The key here is to stay hyper-focused on your segment and its needs when building your product suite. Digital banking newcomers might be in for a rude awakening when it comes time to expand beyond the basics. This requires legwork on the back end, data infrastructure, money movement flows, internal tools and security. You’ll likely allocate significantly more resources to the behind-the-scenes aspect of the product than you expected.
Building on top of existing services or utilizing BaaS offerings to merely offer customers debit cards is far from competitive against all of the innovation spurred by full-stack providers. Ultimately, to get to the finish line, digital banking players need to go much deeper and focus on what capabilities will work to their customers’ benefit, whether they’re catering to consumers or large enterprises.
Risk And Compliance Underscore Everything
Underestimating risk is common in fintech. In digital banking, risk is everywhere even if you’re not a lender. From a customer identification program to transactional monitoring to payment processing, there are countless instances where you’ll need to manage risk and sometimes even supply capital upfront.
All enduring banks—especially those massive behemoths neobanks seek to disrupt—boast a decades-old, strong foundation of expertise in some of the most challenging areas of finance (such as know your customer, know your business and anti-money laundering procedures). Your company must comply with the same rules and regulations that these incumbents do, even as a nonbank.
Risk management is critical in digital banking for two main reasons. First, whether your company can effectively grow is contingent on your ability to scalably manage risk and compliance in an online-only environment.
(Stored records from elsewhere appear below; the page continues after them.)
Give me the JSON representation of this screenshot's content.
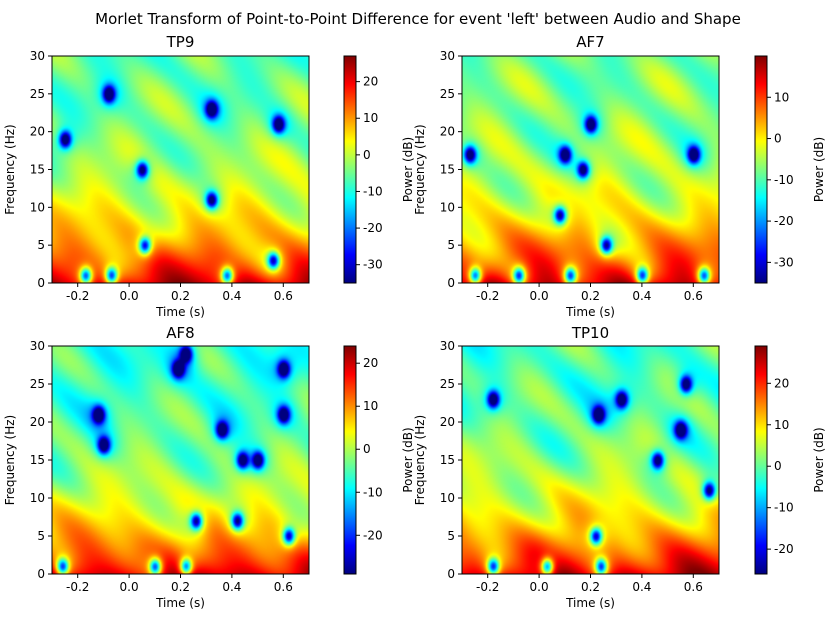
{
  "figure_title": "Morlet Transform of Point-to-Point Difference for event 'left' between Audio and Shape",
  "colors": {
    "colormap": "jet",
    "jet_stops": [
      "#00007f",
      "#0000ff",
      "#007fff",
      "#00ffff",
      "#7fff7f",
      "#ffff00",
      "#ff7f00",
      "#ff0000",
      "#7f0000"
    ]
  },
  "chart_data": [
    {
      "type": "heatmap",
      "title": "TP9",
      "xlabel": "Time (s)",
      "ylabel": "Frequency (Hz)",
      "xlim": [
        -0.3,
        0.7
      ],
      "ylim": [
        0,
        30
      ],
      "xticks": [
        "-0.2",
        "0.0",
        "0.2",
        "0.4",
        "0.6"
      ],
      "yticks": [
        "0",
        "5",
        "10",
        "15",
        "20",
        "25",
        "30"
      ],
      "colorbar": {
        "label": "Power (dB)",
        "min": -35,
        "max": 27,
        "ticks": [
          "20",
          "10",
          "0",
          "-10",
          "-20",
          "-30"
        ]
      },
      "minima_time_freq": [
        [
          -0.08,
          25
        ],
        [
          0.32,
          23
        ],
        [
          0.58,
          21
        ],
        [
          -0.25,
          19
        ],
        [
          0.05,
          15
        ],
        [
          0.32,
          11
        ],
        [
          -0.17,
          1
        ],
        [
          0.06,
          5
        ],
        [
          0.56,
          3
        ],
        [
          0.38,
          1
        ],
        [
          -0.07,
          1
        ]
      ]
    },
    {
      "type": "heatmap",
      "title": "AF7",
      "xlabel": "Time (s)",
      "ylabel": "Frequency (Hz)",
      "xlim": [
        -0.3,
        0.7
      ],
      "ylim": [
        0,
        30
      ],
      "xticks": [
        "-0.2",
        "0.0",
        "0.2",
        "0.4",
        "0.6"
      ],
      "yticks": [
        "0",
        "5",
        "10",
        "15",
        "20",
        "25",
        "30"
      ],
      "colorbar": {
        "label": "Power (dB)",
        "min": -35,
        "max": 20,
        "ticks": [
          "10",
          "0",
          "-10",
          "-20",
          "-30"
        ]
      },
      "minima_time_freq": [
        [
          -0.27,
          17
        ],
        [
          0.1,
          17
        ],
        [
          0.6,
          17
        ],
        [
          0.08,
          9
        ],
        [
          0.17,
          15
        ],
        [
          0.2,
          21
        ],
        [
          -0.25,
          1
        ],
        [
          -0.08,
          1
        ],
        [
          0.12,
          1
        ],
        [
          0.26,
          5
        ],
        [
          0.4,
          1
        ],
        [
          0.64,
          1
        ]
      ]
    },
    {
      "type": "heatmap",
      "title": "AF8",
      "xlabel": "Time (s)",
      "ylabel": "Frequency (Hz)",
      "xlim": [
        -0.3,
        0.7
      ],
      "ylim": [
        0,
        30
      ],
      "xticks": [
        "-0.2",
        "0.0",
        "0.2",
        "0.4",
        "0.6"
      ],
      "yticks": [
        "0",
        "5",
        "10",
        "15",
        "20",
        "25",
        "30"
      ],
      "colorbar": {
        "label": "Power (dB)",
        "min": -29,
        "max": 24,
        "ticks": [
          "20",
          "10",
          "0",
          "-10",
          "-20"
        ]
      },
      "minima_time_freq": [
        [
          -0.12,
          21
        ],
        [
          -0.1,
          17
        ],
        [
          0.22,
          29
        ],
        [
          0.19,
          27
        ],
        [
          0.36,
          19
        ],
        [
          0.44,
          15
        ],
        [
          0.5,
          15
        ],
        [
          0.6,
          27
        ],
        [
          0.6,
          21
        ],
        [
          0.26,
          7
        ],
        [
          0.42,
          7
        ],
        [
          0.62,
          5
        ],
        [
          -0.26,
          1
        ],
        [
          0.1,
          1
        ],
        [
          0.22,
          1
        ]
      ]
    },
    {
      "type": "heatmap",
      "title": "TP10",
      "xlabel": "Time (s)",
      "ylabel": "Frequency (Hz)",
      "xlim": [
        -0.3,
        0.7
      ],
      "ylim": [
        0,
        30
      ],
      "xticks": [
        "-0.2",
        "0.0",
        "0.2",
        "0.4",
        "0.6"
      ],
      "yticks": [
        "0",
        "5",
        "10",
        "15",
        "20",
        "25",
        "30"
      ],
      "colorbar": {
        "label": "Power (dB)",
        "min": -26,
        "max": 29,
        "ticks": [
          "20",
          "10",
          "0",
          "-10",
          "-20"
        ]
      },
      "minima_time_freq": [
        [
          -0.18,
          23
        ],
        [
          0.23,
          21
        ],
        [
          0.32,
          23
        ],
        [
          0.57,
          25
        ],
        [
          0.55,
          19
        ],
        [
          0.46,
          15
        ],
        [
          0.66,
          11
        ],
        [
          0.22,
          5
        ],
        [
          -0.18,
          1
        ],
        [
          0.03,
          1
        ],
        [
          0.24,
          1
        ]
      ]
    }
  ]
}
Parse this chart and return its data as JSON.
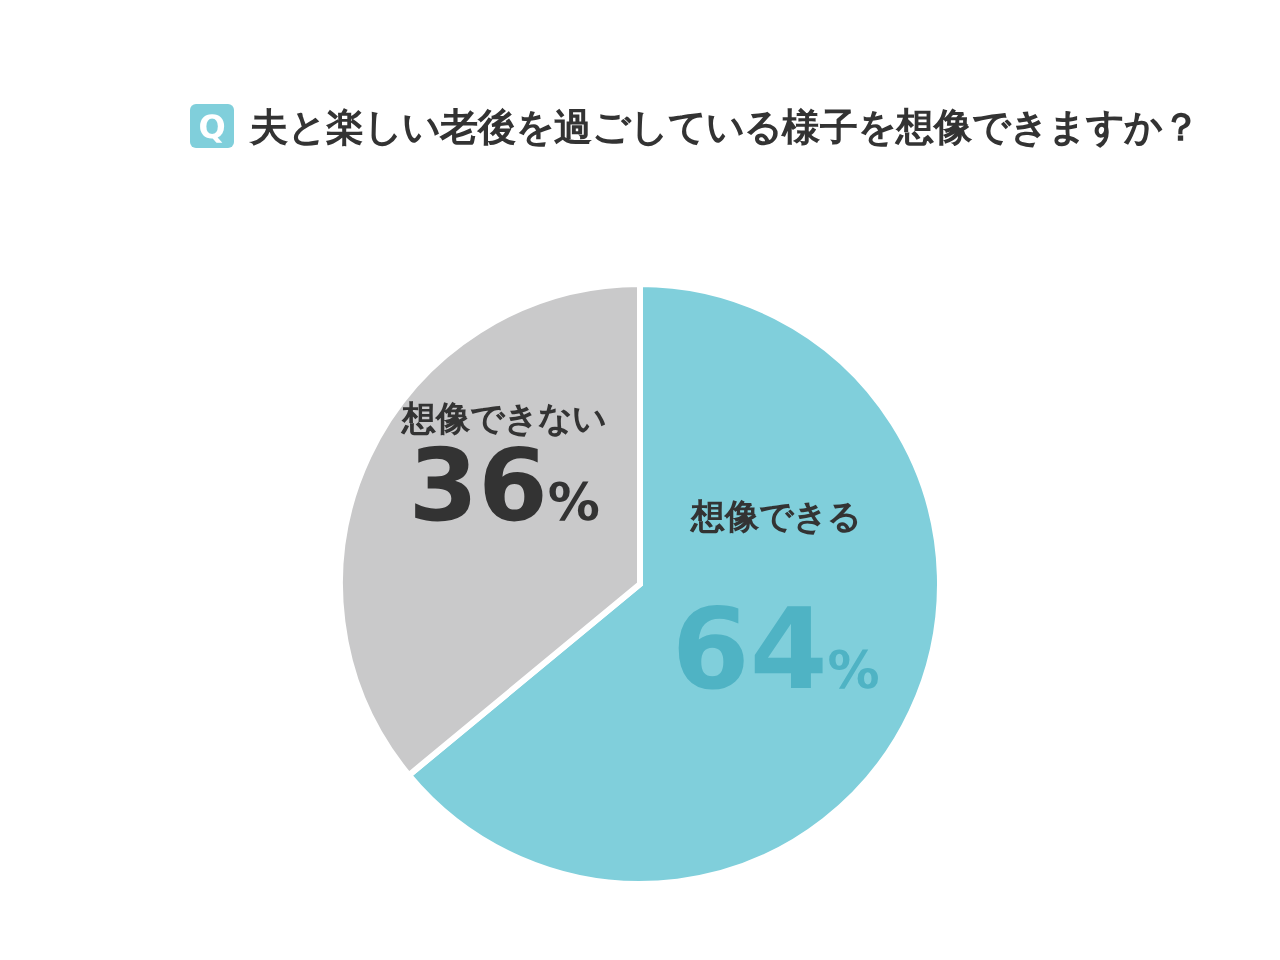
{
  "chart_data": {
    "type": "pie",
    "title": "夫と楽しい老後を過ごしている様子を想像できますか？",
    "annotations": [
      "Q"
    ],
    "categories": [
      "想像できる",
      "想像できない"
    ],
    "values": [
      64,
      36
    ],
    "value_labels": [
      "64%",
      "36%"
    ],
    "colors": [
      "#80cfdb",
      "#c9c9ca"
    ]
  }
}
Online fraudsters are everywhere and catching them, whether in onboarding or through tracking suspicious account behavior, requires sophisticated risk infrastructure, advanced fraud and transaction AI models, and expert fraud prevention teams. The required level of investment in these areas is massive and ongoing, but it is critical to distinguish fraudsters from good users.
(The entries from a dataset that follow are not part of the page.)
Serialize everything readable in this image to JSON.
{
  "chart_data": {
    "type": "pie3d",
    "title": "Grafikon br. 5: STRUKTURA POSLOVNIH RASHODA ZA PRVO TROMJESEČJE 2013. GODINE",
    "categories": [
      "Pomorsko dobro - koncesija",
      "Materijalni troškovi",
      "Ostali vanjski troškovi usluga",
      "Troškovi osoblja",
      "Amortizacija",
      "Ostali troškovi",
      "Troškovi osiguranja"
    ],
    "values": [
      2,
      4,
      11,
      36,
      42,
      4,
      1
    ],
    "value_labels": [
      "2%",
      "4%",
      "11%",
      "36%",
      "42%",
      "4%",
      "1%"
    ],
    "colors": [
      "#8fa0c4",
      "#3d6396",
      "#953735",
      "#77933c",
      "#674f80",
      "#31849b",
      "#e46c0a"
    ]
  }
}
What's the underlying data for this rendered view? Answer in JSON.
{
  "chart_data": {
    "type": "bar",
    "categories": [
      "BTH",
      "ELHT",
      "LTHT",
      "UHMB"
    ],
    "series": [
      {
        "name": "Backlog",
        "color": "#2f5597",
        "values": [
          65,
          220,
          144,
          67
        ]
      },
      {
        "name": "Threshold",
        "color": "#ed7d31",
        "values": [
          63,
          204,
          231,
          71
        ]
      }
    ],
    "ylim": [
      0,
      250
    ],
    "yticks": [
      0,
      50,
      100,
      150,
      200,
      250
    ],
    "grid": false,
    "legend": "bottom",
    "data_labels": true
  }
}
Second, managing risk accurately allows you to deliver a better customer experience. Customers’ ability to quickly and seamlessly open an account and access their funds hinges on your risk management capabilities. With robust controls in place, your customers can enjoy things like better service, a more advanced feature set and higher limits.
Product Is Just One Part Of The Training Plan
Because customers depend on them to store and manage their money, digital banks need to meet a higher bar of quality and reliability than nonfinancial online services. The product is only one component of the overall customer experience.
As you scale, you’ll need to build significant capabilities on compliance, operations and customer support in addition to risk management. These areas require hiring internal teams with vast expertise, as well as investing considerable time and money in purchasing or developing related systems and integrating them into your platform.
When entrepreneurs set out to build a digital banking service, some don’t realize they will need a 200-person support and operations team. They’ll have to invest millions of dollars in case management and AML systems, or they’ll need to integrate something such as a multichannel customer communication tool. These investments are critical to deliver the service that customers are expecting. Sometimes, it’s even more important than your UI.
It doesn’t take much to start a digital or neobank at this point, but it takes a lot to be a great one. Just as a world-class runner dedicates their time to long, slow distance runs at a predetermined pace, an enduring fintech founder commits to greatness that same way: one step at a time, especially when the course gets tough.